For appetizers we ordered Texas BBQ shrimp ($6.95), Southern fried frog legs ($5.95) and snails sauteed with fresh vegetables on angel hair pasta ($5.95). The firm, succulent shrimp argued beautifully for the kitchen's authority with American preparations. Their tails coiled flippantly beyond their bacon wrappers, in a sauce forcefully smoky and sweet, making wonderful bites, saucy in contrast to a cucumber and red onion salad at the side, made up of likably floppy vegetables saturated with vinegar and sweetness.
The floured, sauteed frog legs worked equally well, partly because the tomato and onion relish beside them tasted exuberantly of fresh tomatoes in high season, and partly because it was a pleasure to pick the frogs' simple and pretty bones clean.
Among our first courses, only the Italo-Franco-American pasta dish was a disappointment. What is the current inexplicable passion- that-won't-go-away for noodles in gummy plasters of reduced heavy cream? Oh, for a sauce that lets snails be snails, noodles be noodles!
House salads had the strong virtues of fresh romaine and just-sliced cucumbers, but were hobbled by whole wintry cherry tomatoes and thick clots of sprouts and grated cheese dressed with sweetness and vinegar. We searched in vain for the flavors of olive oil -- or any oil.
Our best entree, shrimp scampi tasso ($18.50), was uncomplicated and delightful. Plain shrimp in cream (the amiable consistency of cream that hasn't been thickened), were combined with green and red pepper dice and bold small squares of salted ham. Colors were appetizing, and tastes clear and assertive.

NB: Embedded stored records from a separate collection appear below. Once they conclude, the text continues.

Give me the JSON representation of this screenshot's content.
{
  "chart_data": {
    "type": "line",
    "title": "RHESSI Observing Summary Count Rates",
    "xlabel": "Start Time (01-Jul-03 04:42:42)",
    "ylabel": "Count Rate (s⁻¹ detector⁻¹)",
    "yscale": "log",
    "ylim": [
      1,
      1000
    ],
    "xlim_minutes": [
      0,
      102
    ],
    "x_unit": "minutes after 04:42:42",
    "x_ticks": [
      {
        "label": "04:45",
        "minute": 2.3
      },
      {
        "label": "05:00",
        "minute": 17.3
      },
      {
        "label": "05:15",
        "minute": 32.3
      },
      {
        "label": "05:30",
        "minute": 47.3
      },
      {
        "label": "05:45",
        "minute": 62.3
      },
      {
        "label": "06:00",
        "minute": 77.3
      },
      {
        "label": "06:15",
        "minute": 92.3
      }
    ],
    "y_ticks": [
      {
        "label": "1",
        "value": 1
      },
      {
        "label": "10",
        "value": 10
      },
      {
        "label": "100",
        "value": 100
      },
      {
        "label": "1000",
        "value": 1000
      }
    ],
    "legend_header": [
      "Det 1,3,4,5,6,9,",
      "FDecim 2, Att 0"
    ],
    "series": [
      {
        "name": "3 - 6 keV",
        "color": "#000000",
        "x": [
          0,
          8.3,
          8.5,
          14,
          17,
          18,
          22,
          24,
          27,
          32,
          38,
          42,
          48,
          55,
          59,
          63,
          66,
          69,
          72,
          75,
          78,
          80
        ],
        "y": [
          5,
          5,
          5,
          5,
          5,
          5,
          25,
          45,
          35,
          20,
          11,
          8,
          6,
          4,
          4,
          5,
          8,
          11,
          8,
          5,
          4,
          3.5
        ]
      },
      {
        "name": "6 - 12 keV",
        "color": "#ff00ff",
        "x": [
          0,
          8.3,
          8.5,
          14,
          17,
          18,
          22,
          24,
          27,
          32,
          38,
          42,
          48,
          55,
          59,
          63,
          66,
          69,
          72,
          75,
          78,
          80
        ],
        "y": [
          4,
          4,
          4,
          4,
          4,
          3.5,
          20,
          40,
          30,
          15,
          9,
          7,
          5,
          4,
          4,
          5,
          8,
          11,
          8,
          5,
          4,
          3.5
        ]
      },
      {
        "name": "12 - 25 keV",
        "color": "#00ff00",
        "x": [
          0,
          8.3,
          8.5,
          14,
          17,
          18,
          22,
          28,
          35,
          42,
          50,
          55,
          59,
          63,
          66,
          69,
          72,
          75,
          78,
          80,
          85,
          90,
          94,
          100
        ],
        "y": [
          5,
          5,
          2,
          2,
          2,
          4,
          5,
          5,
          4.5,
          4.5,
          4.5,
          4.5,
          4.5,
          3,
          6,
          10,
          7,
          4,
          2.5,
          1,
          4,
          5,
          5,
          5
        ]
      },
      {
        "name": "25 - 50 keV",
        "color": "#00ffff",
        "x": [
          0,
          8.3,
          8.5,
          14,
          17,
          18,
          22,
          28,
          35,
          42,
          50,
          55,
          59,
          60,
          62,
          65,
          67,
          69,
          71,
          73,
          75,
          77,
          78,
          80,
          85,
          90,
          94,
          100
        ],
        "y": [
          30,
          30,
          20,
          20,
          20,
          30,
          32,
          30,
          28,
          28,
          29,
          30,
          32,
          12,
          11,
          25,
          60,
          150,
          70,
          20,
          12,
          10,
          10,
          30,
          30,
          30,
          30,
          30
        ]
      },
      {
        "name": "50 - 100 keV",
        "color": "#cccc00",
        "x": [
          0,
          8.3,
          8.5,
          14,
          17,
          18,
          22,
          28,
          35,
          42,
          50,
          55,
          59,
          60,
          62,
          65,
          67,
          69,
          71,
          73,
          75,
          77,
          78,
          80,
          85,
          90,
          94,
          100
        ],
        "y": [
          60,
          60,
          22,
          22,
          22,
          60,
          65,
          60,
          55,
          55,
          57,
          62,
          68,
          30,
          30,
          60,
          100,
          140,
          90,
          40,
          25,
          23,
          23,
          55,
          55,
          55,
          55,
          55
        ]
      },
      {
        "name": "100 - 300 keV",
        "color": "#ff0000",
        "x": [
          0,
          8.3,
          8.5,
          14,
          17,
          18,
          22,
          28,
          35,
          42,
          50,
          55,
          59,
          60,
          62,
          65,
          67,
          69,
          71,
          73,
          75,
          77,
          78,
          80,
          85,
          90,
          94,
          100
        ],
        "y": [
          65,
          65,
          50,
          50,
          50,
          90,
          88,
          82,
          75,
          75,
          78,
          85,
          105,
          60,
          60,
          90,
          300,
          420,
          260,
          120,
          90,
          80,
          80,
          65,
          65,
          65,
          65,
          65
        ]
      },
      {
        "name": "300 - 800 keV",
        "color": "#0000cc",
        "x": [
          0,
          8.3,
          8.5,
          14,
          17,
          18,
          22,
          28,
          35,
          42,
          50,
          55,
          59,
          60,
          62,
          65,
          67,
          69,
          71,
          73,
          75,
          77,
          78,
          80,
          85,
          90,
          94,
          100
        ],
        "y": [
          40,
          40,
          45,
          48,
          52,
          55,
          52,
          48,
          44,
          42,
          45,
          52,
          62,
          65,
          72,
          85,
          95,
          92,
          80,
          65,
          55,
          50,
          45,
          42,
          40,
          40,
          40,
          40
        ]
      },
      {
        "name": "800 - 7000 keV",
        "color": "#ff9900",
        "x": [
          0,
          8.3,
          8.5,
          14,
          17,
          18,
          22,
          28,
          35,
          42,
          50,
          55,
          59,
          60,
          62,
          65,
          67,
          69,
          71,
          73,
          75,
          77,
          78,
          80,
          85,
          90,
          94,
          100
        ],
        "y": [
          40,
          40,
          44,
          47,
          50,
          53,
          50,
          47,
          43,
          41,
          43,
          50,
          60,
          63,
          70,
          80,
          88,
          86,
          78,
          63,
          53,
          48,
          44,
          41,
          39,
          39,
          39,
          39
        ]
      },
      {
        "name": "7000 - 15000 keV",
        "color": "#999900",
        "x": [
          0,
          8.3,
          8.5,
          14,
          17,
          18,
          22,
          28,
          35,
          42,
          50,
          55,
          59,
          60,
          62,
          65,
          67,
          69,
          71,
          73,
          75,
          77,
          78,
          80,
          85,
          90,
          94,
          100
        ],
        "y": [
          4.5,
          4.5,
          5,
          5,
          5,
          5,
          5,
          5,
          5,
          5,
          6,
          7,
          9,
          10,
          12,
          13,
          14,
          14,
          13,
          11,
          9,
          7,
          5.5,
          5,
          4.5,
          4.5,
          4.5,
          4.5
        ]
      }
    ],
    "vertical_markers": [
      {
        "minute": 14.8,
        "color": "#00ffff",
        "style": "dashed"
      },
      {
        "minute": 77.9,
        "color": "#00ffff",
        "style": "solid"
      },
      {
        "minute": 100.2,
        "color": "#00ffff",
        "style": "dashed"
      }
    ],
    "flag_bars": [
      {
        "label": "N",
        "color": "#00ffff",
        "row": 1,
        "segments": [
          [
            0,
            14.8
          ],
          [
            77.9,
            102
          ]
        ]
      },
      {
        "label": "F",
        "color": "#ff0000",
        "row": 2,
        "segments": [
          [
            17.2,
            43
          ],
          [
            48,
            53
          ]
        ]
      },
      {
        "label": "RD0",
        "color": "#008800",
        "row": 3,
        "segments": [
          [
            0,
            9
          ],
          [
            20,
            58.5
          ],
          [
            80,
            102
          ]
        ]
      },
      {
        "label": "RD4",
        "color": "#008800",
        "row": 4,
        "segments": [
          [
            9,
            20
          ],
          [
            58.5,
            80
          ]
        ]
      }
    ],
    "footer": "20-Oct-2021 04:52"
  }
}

Our other two entrees were quasi-hits. Fine-quality beef in the tournedos with bourbon and black walnuts ($21.50) was served in 1/2 -inch slices, not thick chunks -- an acceptable surprise. What didn't work was the sauce, a faint-hearted stirring together of cream and bourbon that transmitted mild sweetness but had no character.
Blackened redfish, like our other dishes, showed the kitchen maintains high standards when buying meats and seafood. Also, the moist, delicious fillet was expertly cooked, and the Cajun spicing was interesting without being raucous or explosive. The sauce, however, was a dud. Hollandaise makes an odd match with Cajun-spiced fish, first off, but more important, it was a shallow, dull hollandaise that I imagine being sent out from a sauce factory in cans or packages.
Vegetables and rice were handled perfunctorily. Dried herbs had been added to the rice, while the yellow squash, zucchini, cauliflower and carrots were lightly oiled.
The restaurant's desserts are made in-house. We liked the nuts among the fluffy passages of a coconut macadamia nut cake ($3.95) that was, nuts aside, unremarkable. By contrast, a dense, yet not brickish slice of chocolate decadence ($3.95) was intensely chocolate, smooth, rich and confident, giving proof the dessert chef knows some alchemy when he's inspired.
We found service up and down. No one deserted us for any long stretches, or afflicted us with horrendous gaffes. Yet there were hiccups in style. The busboy wanted to clear before we'd finished eating. When we asked for clean knives after our first courses, our waiter sniffed, "What did you do with your other ones?" When a meal for three costs $125 before tip, a waiter
should fetch knives when asked.
* Next: The Tell Tale Hearth
Carrol's Creek, 410 Severn Ave., Annapolis, 269-1406
Hours: Mondays to Saturdays, lunch 11:30 a.m. to 4 p.m., dinner 5 p.m. to 10 p.m.; Sundays, brunch 10 a.m. to 2:30 p.m., dinner 4 p.m. to 10 p.m.